# Finding Acceleration with Unknown Force & Mass

mcdowellmg

## Homework Statement

"A certain force gives an object of mass m1 an acceleration of 12.2 m/s^2 and an object of mass m2 an acceleration of 4 m/s^2. What acceleration would the force give to an object of mass m2-m1, and also of an object of mass m2+m1?"

## Homework Equations

acceleration = force/mass

## The Attempt at a Solution

I deduced that a = F/(m2-m1). From there, I calculated that a*m2 = a*m1, because the F is the same throughout. I worked a little algebra...4*m2 = 12.2*m1, so 4/12.2*m2 = m1. That means that m1 is .32787 of m2, and thus m2 - m1 would leave an "m3" that is .67213 of m2. I tried to apply this to the acceleration by calculating .67213*4...getting an acceleration of 2.7, but that would mean m3 is greater than m2 in mass...which could not be possible. I guess I am getting a little lost in my own (il)logic. Any ideas?

Thanks!

Homework Helper
welcome to pf!

hi mcdowellmg! welcome to pf!

(try using the X2 and X2 icons just above the Reply box )
I deduced that a = F/(m2-m1).

uhh? what is a?

start again, and first convert the following words into two equations:
"A certain force gives an object of mass m1 an acceleration of 12.2 m/s^2 and an object of mass m2 an acceleration of 4 m/s^2.

mcdowellmg
a is acceleration, sorry!

12.2*m1 = F and 4*m2 = F, so I know that 12.2*m1 = 4*m2, because F is the same throughout. After that, I'm stuck...and frustrated!

Thanks!

Homework Helper
a is acceleration, sorry!

12.2*m1 = F and 4*m2 = F, so I know that 12.2*m1 = 4*m2, because F is the same throughout.
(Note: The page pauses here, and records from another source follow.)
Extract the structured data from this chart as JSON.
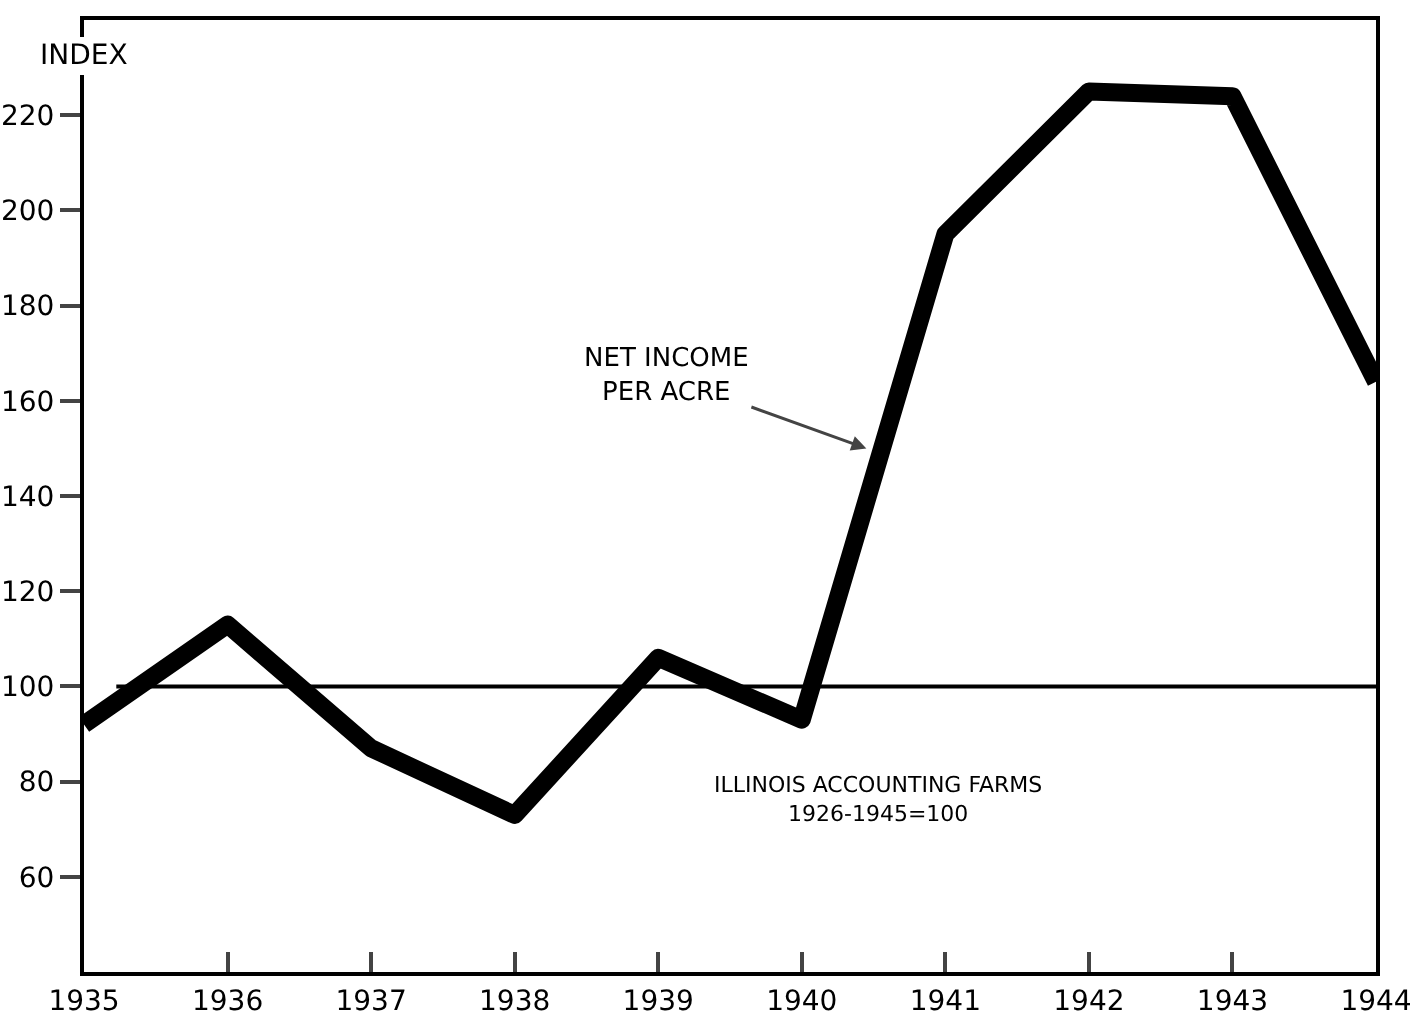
{
  "chart_data": {
    "type": "line",
    "ylabel": "INDEX",
    "x": [
      1935,
      1936,
      1937,
      1938,
      1939,
      1940,
      1941,
      1942,
      1943,
      1944
    ],
    "series": [
      {
        "color": "#000000",
        "values": [
          92,
          113,
          87,
          73,
          106,
          93,
          195,
          225,
          224,
          164
        ]
      }
    ],
    "xlim": [
      1935,
      1944
    ],
    "xticks": [
      1935,
      1936,
      1937,
      1938,
      1939,
      1940,
      1941,
      1942,
      1943,
      1944
    ],
    "ylim": [
      40,
      240
    ],
    "yticks": [
      60,
      80,
      100,
      120,
      140,
      160,
      180,
      200,
      220
    ],
    "ref_lines": [
      {
        "axis": "y",
        "value": 100,
        "color": "#000000",
        "line_style": "solid"
      }
    ],
    "annotations": [
      {
        "text": "NET INCOME\nPER ACRE",
        "x": 1940.45,
        "y": 150
      },
      "ILLINOIS ACCOUNTING FARMS\n1926-1945=100"
    ],
    "grid": false,
    "marker": "none",
    "line_style": "solid"
  }
}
After that, I'm stuck...and frustrated!

Thanks!
So m1= F/12.2 and m2= F/4. Now m1- m2= F/12.2- F/4= F/?

mcdowellmg
m2-m1 = F/8.2 ?

Am I not able to get an actual number?

Homework Helper
look at the question!!

it doesn't ask for m2 - m1, it only asks for the acceleration of such a mass

which is … ?

mcdowellmg
Oops! So it is as simple as subtracting the accelerations to get 8.2? I find that hard to believe! I guess I made it too complicated. Thanks.